Bu faktör, iki yolun faktör X seviyesinde birleşmesi nedeniyle pıhtılaşma kademesinde anahtar bir role sahiptir. Faktör X ve faktör V, plazmada aktif olmayan faktör II'yi (protrombin) aktif faktör IIa'ya (trombin) aktive eder.Bu büyük miktarlardaki trombin, trombositlerin daha fazla aktivasyonuna ve lif oluşumuna yol açar.Trombinin etkisi altında plazmada çözünen fibrinojen, fibrin monomerlerine dönüştürülür;aynı zamanda trombin, XIII ila XIIIa'yı aktive ederek fibrin monomerlerini oluşturur. Fibrin gövdeleri, suda çözünmeyen fibrin polimerleri oluşturmak için birbirine bağlanır ve kan hücrelerini çevrelemek, kan pıhtıları oluşturmak ve kan pıhtılaşmasını tamamlamak için birbirleriyle bir ağ halinde örülür. işlem.Bu trombüs sonunda yarayı koruyan bir kabuk oluşturarak yükselir ve altında yeni bir deri tabakası oluşturur. Plateletler ve fibrin yalnızca kan damarı yırtıldığında ve açığa çıktığında etkinleşir; bu da normal sağlıklı kan damarlarında rastgele bir şekilde hasara yol açmadıkları anlamına gelir. pıhtılar.

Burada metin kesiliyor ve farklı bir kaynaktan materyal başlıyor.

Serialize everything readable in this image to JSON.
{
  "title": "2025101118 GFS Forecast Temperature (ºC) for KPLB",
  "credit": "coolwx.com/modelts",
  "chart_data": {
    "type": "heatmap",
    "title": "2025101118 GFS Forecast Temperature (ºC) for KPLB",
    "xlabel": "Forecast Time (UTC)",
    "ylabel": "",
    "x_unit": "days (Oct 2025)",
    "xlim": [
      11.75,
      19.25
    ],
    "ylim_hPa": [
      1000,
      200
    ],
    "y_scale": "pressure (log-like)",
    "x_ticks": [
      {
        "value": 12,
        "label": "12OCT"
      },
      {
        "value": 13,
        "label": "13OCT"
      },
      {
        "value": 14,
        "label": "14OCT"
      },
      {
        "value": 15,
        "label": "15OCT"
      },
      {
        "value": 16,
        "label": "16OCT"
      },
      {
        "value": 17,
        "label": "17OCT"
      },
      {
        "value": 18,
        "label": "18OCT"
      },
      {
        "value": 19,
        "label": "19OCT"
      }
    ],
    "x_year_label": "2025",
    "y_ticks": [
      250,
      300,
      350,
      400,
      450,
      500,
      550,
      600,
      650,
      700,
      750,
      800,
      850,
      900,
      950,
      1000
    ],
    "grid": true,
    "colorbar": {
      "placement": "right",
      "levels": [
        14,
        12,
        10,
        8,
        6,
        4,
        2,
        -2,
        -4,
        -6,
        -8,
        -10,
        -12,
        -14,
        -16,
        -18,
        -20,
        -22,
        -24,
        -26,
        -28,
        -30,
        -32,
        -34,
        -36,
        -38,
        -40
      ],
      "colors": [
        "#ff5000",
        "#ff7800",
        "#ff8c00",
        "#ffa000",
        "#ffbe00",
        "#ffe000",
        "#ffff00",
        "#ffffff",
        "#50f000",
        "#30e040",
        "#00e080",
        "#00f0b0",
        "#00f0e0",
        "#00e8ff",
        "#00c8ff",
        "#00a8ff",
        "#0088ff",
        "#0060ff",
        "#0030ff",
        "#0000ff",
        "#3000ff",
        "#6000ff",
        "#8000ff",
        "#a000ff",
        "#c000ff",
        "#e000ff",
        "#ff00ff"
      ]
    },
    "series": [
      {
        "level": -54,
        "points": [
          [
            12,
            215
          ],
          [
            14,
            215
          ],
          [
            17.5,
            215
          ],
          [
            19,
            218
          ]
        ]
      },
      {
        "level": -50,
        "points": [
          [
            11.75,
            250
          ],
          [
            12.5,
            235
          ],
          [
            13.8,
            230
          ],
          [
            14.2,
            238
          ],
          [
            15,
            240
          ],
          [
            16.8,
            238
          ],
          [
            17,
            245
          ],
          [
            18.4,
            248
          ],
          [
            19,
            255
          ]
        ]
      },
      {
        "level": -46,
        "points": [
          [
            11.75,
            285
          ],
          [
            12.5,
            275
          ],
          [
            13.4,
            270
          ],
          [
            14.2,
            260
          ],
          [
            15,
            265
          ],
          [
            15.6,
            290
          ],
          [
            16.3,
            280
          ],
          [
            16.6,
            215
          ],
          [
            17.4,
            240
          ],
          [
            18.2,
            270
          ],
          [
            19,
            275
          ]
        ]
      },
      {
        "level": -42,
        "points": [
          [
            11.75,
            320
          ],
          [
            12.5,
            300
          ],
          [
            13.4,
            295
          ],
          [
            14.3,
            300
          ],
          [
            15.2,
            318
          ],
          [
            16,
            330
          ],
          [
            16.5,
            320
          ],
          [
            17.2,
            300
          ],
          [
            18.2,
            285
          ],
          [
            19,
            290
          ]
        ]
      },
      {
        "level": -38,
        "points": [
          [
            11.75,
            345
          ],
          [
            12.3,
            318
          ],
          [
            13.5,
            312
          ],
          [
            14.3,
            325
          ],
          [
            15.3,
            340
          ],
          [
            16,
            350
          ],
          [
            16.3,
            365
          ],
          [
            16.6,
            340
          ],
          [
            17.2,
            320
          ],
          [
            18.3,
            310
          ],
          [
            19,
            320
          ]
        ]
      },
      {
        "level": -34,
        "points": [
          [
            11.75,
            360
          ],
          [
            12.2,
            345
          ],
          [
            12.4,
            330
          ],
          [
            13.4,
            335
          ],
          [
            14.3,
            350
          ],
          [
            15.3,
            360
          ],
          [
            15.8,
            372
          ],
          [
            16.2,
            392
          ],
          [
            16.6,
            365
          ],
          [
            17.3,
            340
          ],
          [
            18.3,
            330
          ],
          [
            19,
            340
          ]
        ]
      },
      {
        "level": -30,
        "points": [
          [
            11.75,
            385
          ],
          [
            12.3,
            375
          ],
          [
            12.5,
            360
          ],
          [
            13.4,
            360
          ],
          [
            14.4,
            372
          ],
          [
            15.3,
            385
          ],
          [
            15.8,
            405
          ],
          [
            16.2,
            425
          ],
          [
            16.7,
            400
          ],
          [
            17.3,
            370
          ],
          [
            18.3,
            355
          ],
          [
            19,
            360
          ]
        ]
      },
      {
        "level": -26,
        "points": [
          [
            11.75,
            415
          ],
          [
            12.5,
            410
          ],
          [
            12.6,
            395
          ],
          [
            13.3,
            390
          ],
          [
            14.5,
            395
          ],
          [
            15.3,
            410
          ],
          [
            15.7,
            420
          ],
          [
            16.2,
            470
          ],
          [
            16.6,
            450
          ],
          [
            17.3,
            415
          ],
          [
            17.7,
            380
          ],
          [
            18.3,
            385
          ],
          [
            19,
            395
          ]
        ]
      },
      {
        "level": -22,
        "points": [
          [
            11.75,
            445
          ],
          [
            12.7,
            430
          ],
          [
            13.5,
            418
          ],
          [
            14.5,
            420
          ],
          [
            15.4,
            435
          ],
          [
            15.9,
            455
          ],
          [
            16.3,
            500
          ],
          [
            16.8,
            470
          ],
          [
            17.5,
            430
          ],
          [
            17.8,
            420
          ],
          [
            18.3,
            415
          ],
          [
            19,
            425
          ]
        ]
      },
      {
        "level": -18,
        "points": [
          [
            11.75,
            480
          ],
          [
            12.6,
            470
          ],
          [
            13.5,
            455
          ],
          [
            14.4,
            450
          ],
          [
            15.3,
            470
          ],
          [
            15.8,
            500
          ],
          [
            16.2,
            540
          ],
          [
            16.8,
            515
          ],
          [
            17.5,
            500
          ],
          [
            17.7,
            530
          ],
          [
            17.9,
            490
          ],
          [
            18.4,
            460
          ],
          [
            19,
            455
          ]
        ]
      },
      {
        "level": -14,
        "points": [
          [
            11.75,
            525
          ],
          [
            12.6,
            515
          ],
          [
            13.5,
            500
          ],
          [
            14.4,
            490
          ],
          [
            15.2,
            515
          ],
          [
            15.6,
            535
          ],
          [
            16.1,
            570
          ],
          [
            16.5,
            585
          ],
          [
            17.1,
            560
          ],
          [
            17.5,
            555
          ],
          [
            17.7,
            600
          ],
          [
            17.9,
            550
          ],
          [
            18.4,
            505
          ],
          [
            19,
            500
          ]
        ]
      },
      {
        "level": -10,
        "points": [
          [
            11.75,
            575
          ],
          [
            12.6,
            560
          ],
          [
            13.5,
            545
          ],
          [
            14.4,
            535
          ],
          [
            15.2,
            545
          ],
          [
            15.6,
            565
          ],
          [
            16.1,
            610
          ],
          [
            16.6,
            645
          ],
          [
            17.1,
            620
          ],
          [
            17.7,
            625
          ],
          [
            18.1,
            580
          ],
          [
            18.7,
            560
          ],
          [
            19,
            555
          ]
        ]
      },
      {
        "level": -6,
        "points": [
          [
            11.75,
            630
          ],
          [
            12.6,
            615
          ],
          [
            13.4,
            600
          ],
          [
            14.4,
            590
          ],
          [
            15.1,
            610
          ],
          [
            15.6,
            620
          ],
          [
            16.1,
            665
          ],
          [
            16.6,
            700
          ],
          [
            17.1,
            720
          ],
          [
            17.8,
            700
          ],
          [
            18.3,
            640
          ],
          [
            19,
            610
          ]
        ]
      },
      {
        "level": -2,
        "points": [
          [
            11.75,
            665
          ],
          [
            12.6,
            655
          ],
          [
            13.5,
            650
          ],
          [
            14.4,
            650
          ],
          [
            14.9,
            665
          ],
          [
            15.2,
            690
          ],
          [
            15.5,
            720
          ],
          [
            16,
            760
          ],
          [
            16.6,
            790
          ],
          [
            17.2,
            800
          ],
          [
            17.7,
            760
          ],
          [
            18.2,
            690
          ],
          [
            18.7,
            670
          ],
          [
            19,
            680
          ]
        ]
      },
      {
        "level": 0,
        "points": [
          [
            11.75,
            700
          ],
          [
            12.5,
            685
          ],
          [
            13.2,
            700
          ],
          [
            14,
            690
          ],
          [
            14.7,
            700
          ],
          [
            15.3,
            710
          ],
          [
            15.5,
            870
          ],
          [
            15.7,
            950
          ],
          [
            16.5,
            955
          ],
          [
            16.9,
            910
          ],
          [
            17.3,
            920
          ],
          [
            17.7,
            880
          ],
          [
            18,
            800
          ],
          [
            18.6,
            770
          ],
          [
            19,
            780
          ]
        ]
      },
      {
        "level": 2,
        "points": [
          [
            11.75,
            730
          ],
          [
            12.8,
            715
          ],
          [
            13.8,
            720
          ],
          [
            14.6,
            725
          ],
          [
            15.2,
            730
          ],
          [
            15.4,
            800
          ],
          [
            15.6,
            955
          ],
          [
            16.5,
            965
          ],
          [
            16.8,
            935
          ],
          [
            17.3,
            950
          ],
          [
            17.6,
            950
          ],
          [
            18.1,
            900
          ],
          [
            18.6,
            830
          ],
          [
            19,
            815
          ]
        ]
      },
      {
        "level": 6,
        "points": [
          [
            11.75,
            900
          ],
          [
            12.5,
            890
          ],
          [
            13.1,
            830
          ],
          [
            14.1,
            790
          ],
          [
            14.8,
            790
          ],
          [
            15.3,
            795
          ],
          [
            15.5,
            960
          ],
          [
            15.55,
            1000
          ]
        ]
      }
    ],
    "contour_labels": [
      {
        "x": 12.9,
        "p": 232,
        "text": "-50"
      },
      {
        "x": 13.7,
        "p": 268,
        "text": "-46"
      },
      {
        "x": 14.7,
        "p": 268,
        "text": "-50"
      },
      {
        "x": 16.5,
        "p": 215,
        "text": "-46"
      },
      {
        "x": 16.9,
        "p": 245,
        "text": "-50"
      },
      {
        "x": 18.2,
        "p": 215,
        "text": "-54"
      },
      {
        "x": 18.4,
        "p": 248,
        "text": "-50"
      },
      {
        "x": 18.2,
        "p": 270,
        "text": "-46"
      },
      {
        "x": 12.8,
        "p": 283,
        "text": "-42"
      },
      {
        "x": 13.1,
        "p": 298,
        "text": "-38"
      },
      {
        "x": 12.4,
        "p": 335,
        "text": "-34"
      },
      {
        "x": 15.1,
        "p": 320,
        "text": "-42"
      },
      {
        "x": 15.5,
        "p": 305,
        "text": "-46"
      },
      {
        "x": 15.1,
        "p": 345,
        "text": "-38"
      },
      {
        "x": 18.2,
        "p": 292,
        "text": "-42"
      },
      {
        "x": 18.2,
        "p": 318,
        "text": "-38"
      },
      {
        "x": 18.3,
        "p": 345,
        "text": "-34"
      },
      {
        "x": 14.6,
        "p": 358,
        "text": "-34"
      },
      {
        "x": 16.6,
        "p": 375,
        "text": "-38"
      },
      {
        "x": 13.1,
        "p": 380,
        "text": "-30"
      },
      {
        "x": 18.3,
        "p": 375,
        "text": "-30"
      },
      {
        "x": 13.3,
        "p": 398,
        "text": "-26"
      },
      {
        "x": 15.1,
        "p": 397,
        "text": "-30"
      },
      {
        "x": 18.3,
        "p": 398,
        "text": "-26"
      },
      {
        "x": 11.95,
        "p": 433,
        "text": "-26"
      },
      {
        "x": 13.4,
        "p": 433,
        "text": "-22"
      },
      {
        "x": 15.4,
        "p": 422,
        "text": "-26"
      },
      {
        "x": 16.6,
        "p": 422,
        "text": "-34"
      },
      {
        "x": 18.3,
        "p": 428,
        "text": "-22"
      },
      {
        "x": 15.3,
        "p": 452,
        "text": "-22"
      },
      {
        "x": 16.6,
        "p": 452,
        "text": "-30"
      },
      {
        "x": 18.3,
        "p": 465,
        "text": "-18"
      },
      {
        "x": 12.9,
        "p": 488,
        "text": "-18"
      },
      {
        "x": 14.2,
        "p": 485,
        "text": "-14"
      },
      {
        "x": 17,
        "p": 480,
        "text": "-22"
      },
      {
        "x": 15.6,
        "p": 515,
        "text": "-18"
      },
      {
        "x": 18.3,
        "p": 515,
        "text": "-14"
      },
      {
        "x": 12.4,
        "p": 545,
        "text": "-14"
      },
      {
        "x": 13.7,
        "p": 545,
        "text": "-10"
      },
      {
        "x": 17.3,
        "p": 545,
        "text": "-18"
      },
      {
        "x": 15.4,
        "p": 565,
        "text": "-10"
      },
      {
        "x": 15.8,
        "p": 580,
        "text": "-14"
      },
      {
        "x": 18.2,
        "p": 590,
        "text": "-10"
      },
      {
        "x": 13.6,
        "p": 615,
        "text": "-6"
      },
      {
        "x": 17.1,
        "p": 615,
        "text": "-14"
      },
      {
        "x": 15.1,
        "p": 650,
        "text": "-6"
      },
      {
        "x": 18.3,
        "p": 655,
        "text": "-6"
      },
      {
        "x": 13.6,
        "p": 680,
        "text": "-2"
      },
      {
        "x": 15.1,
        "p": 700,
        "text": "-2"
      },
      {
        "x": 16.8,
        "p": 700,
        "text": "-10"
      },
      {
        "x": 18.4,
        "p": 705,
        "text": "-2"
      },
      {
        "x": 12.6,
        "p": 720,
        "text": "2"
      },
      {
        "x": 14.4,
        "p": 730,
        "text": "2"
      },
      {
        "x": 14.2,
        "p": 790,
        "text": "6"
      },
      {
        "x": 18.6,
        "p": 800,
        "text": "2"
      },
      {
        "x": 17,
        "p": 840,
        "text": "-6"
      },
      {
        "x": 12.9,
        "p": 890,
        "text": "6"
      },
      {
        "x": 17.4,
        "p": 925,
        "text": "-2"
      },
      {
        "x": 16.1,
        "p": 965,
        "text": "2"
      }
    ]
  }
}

Ancak bu aynı zamanda, plak birikmesi nedeniyle kan damarlarınız yırtılırsa, çok sayıda trombosit toplanmasına ve sonunda çok sayıda trombüs oluşturarak kan damarlarını tıkayacağını da gösterir.Bu aynı zamanda koroner kalp hastalığının, miyokard enfarktüsünün ve felcin patofizyolojik mekanizmasıdır.